Mabel O. Wilson is the Nancy and George Rupp Professor of Architecture, Planning and Preservation, a Professor in African American and African Diasporic Studies, and the Director of the Institute for Research in African American Studies (IRAAS) at Columbia University. At Columbia’s Graduate School of Architecture, Planning and Preservation, she co-directs the Global Africa Lab. Wilson has held fulltime and visiting appointments at UC Berkeley, California College of the Arts, Princeton University, Ohio State University and the University of Kentucky. Through her transdisciplinary practice Studio &, Wilson makes visible and legible the ways that anti-black racism shapes the built environment along with the ways that blackness creates spaces of imagination, refusal and desire. Her research investigates space, politics and cultural memory in black America; race and modern architecture; new technologies and the social production of space; and visual culture in contemporary art, media and film.

Exhibitions of her work have been featured at the Venice Biennale, Art Institute of Chicago, Architekturmuseum der TU Mūnchen, Istanbul Design Biennale, Wexner Center for the Arts, the Cooper Hewitt National Design Museum’s Triennial, the Storefront for Art and Architecture and SF Cameraworks. Wilson is a founding member of Who Builds Your Architecture? (WBYA?)—an advocacy project to educate the architectural profession about the problems of globalization and labor. In 2011 she was honored as a United States Artists Ford Fellow in Architecture and Design. She received the prestigious Arts and Letters Award. In 2019 from the American Academy of Arts and Letters for her work with Global Africa La (GAL), an innovative research initiative that explores the spatial topologies of the African continent and its diaspora. Wilson was also awarded in 2019 the Educator/Mentor honor from Architectural Record’s Women in Architecture Design Leadership Program.

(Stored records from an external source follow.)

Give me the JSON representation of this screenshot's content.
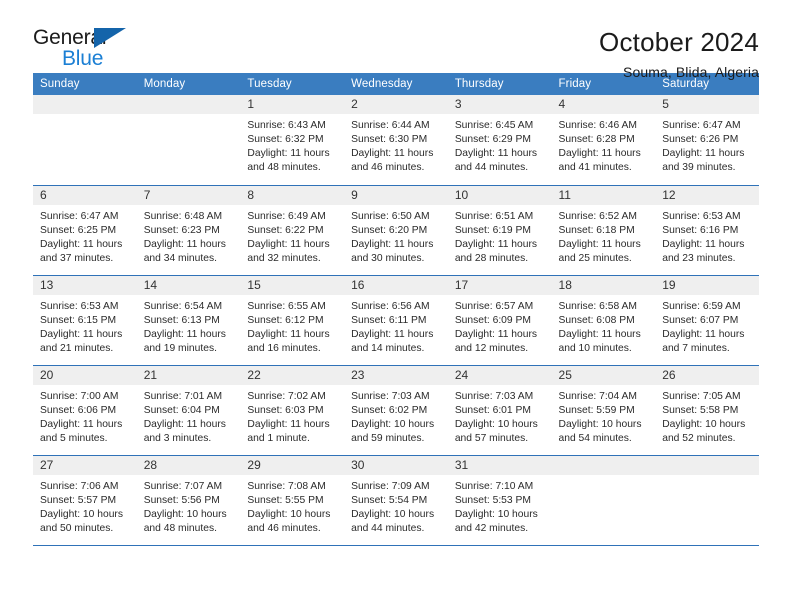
{
  "brand": {
    "name_part1": "General",
    "name_part2": "Blue",
    "triangle_color": "#1464aa",
    "blue_color": "#1b7fd4"
  },
  "header": {
    "title": "October 2024",
    "subtitle": "Souma, Blida, Algeria"
  },
  "calendar": {
    "header_bg": "#3a7dc0",
    "daynum_bg": "#efefef",
    "row_divider_color": "#2f72b8",
    "weekday_headers": [
      "Sunday",
      "Monday",
      "Tuesday",
      "Wednesday",
      "Thursday",
      "Friday",
      "Saturday"
    ],
    "weeks": [
      [
        {
          "day": "",
          "sunrise": "",
          "sunset": "",
          "daylight": ""
        },
        {
          "day": "",
          "sunrise": "",
          "sunset": "",
          "daylight": ""
        },
        {
          "day": "1",
          "sunrise": "Sunrise: 6:43 AM",
          "sunset": "Sunset: 6:32 PM",
          "daylight": "Daylight: 11 hours and 48 minutes."
        },
        {
          "day": "2",
          "sunrise": "Sunrise: 6:44 AM",
          "sunset": "Sunset: 6:30 PM",
          "daylight": "Daylight: 11 hours and 46 minutes."
        },
        {
          "day": "3",
          "sunrise": "Sunrise: 6:45 AM",
          "sunset": "Sunset: 6:29 PM",
          "daylight": "Daylight: 11 hours and 44 minutes."
        },
        {
          "day": "4",
          "sunrise": "Sunrise: 6:46 AM",
          "sunset": "Sunset: 6:28 PM",
          "daylight": "Daylight: 11 hours and 41 minutes."
        },
        {
          "day": "5",
          "sunrise": "Sunrise: 6:47 AM",
          "sunset": "Sunset: 6:26 PM",
          "daylight": "Daylight: 11 hours and 39 minutes."
        }
      ],
      [
        {
          "day": "6",
          "sunrise": "Sunrise: 6:47 AM",
          "sunset": "Sunset: 6:25 PM",
          "daylight": "Daylight: 11 hours and 37 minutes."
        },
        {
          "day": "7",
          "sunrise": "Sunrise: 6:48 AM",
          "sunset": "Sunset: 6:23 PM",
          "daylight": "Daylight: 11 hours and 34 minutes."
        },
        {
          "day": "8",
          "sunrise": "Sunrise: 6:49 AM",
          "sunset": "Sunset: 6:22 PM",
          "daylight": "Daylight: 11 hours and 32 minutes."
        },
        {
          "day": "9",
          "sunrise": "Sunrise: 6:50 AM",
          "sunset": "Sunset: 6:20 PM",
          "daylight": "Daylight: 11 hours and 30 minutes."
        },
        {
          "day": "10",
          "sunrise": "Sunrise: 6:51 AM",
          "sunset": "Sunset: 6:19 PM",
          "daylight": "Daylight: 11 hours and 28 minutes."
        },
        {
          "day": "11",
          "sunrise": "Sunrise: 6:52 AM",
          "sunset": "Sunset: 6:18 PM",
          "daylight": "Daylight: 11 hours and 25 minutes."
        },
        {
          "day": "12",
          "sunrise": "Sunrise: 6:53 AM",
          "sunset": "Sunset: 6:16 PM",
          "daylight": "Daylight: 11 hours and 23 minutes."
        }
      ],
      [
        {
          "day": "13",
          "sunrise": "Sunrise: 6:53 AM",
          "sunset": "Sunset: 6:15 PM",
          "daylight": "Daylight: 11 hours and 21 minutes."
        },
        {
          "day": "14",
          "sunrise": "Sunrise: 6:54 AM",
          "sunset": "Sunset: 6:13 PM",
          "daylight": "Daylight: 11 hours and 19 minutes."
        },
        {
          "day": "15",
          "sunrise": "Sunrise: 6:55 AM",
          "sunset": "Sunset: 6:12 PM",
          "daylight": "Daylight: 11 hours and 16 minutes."
        },
        {
          "day": "16",
          "sunrise": "Sunrise: 6:56 AM",
          "sunset": "Sunset: 6:11 PM",
          "daylight": "Daylight: 11 hours and 14 minutes."
        },
        {
          "day": "17",
          "sunrise": "Sunrise: 6:57 AM",
          "sunset": "Sunset: 6:09 PM",
          "daylight": "Daylight: 11 hours and 12 minutes."
        },
        {
          "day": "18",
          "sunrise": "Sunrise: 6:58 AM",
          "sunset": "Sunset: 6:08 PM",
          "daylight": "Daylight: 11 hours and 10 minutes."
        },
        {
          "day": "19",
          "sunrise": "Sunrise: 6:59 AM",
          "sunset": "Sunset: 6:07 PM",
          "daylight": "Daylight: 11 hours and 7 minutes."
        }
      ],
      [
        {
          "day": "20",
          "sunrise": "Sunrise: 7:00 AM",
          "sunset": "Sunset: 6:06 PM",
          "daylight": "Daylight: 11 hours and 5 minutes."
        },
        {
          "day": "21",
          "sunrise": "Sunrise: 7:01 AM",
          "sunset": "Sunset: 6:04 PM",
          "daylight": "Daylight: 11 hours and 3 minutes."
        },
        {
          "day": "22",
          "sunrise": "Sunrise: 7:02 AM",
          "sunset": "Sunset: 6:03 PM",
          "daylight": "Daylight: 11 hours and 1 minute."
        },
        {
          "day": "23",
          "sunrise": "Sunrise: 7:03 AM",
          "sunset": "Sunset: 6:02 PM",
          "daylight": "Daylight: 10 hours and 59 minutes."
        },
        {
          "day": "24",
          "sunrise": "Sunrise: 7:03 AM",
          "sunset": "Sunset: 6:01 PM",
          "daylight": "Daylight: 10 hours and 57 minutes."
        },
        {
          "day": "25",
          "sunrise": "Sunrise: 7:04 AM",
          "sunset": "Sunset: 5:59 PM",
          "daylight": "Daylight: 10 hours and 54 minutes."
        },
        {
          "day": "26",
          "sunrise": "Sunrise: 7:05 AM",
          "sunset": "Sunset: 5:58 PM",
          "daylight": "Daylight: 10 hours and 52 minutes."
        }
      ],
      [
        {
          "day": "27",
          "sunrise": "Sunrise: 7:06 AM",
          "sunset": "Sunset: 5:57 PM",
          "daylight": "Daylight: 10 hours and 50 minutes."
        },
        {
          "day": "28",
          "sunrise": "Sunrise: 7:07 AM",
          "sunset": "Sunset: 5:56 PM",
          "daylight": "Daylight: 10 hours and 48 minutes."
        },
        {
          "day": "29",
          "sunrise": "Sunrise: 7:08 AM",
          "sunset": "Sunset: 5:55 PM",
          "daylight": "Daylight: 10 hours and 46 minutes."
        },
        {
          "day": "30",
          "sunrise": "Sunrise: 7:09 AM",
          "sunset": "Sunset: 5:54 PM",
          "daylight": "Daylight: 10 hours and 44 minutes."
        },
        {
          "day": "31",
          "sunrise": "Sunrise: 7:10 AM",
          "sunset": "Sunset: 5:53 PM",
          "daylight": "Daylight: 10 hours and 42 minutes."
        },
        {
          "day": "",
          "sunrise": "",
          "sunset": "",
          "daylight": ""
        },
        {
          "day": "",
          "sunrise": "",
          "sunset": "",
          "daylight": ""
        }
      ]
    ]
  }
}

Wilson has published two books: Begin with the Past: Building the National Museum of African American History and Culture (2016) and Negro Building: Black Americans in the World of Fairs and Museums (University of California Press 2012). Wilson has received research grants and fellowships from Institute for the Humanities at the University of Michigan, Getty Research Institute, New York State Council for the Arts, Graham Foundation, and the MacDowell Colony. In 2015-2016, she was the Ailsa Mellon Bruce Senior Fellow at the National Gallery of Art’s Center for Advanced Study in Visual Arts (CASVA). Wilson received her PhD. in American Studies (2007) from New York University.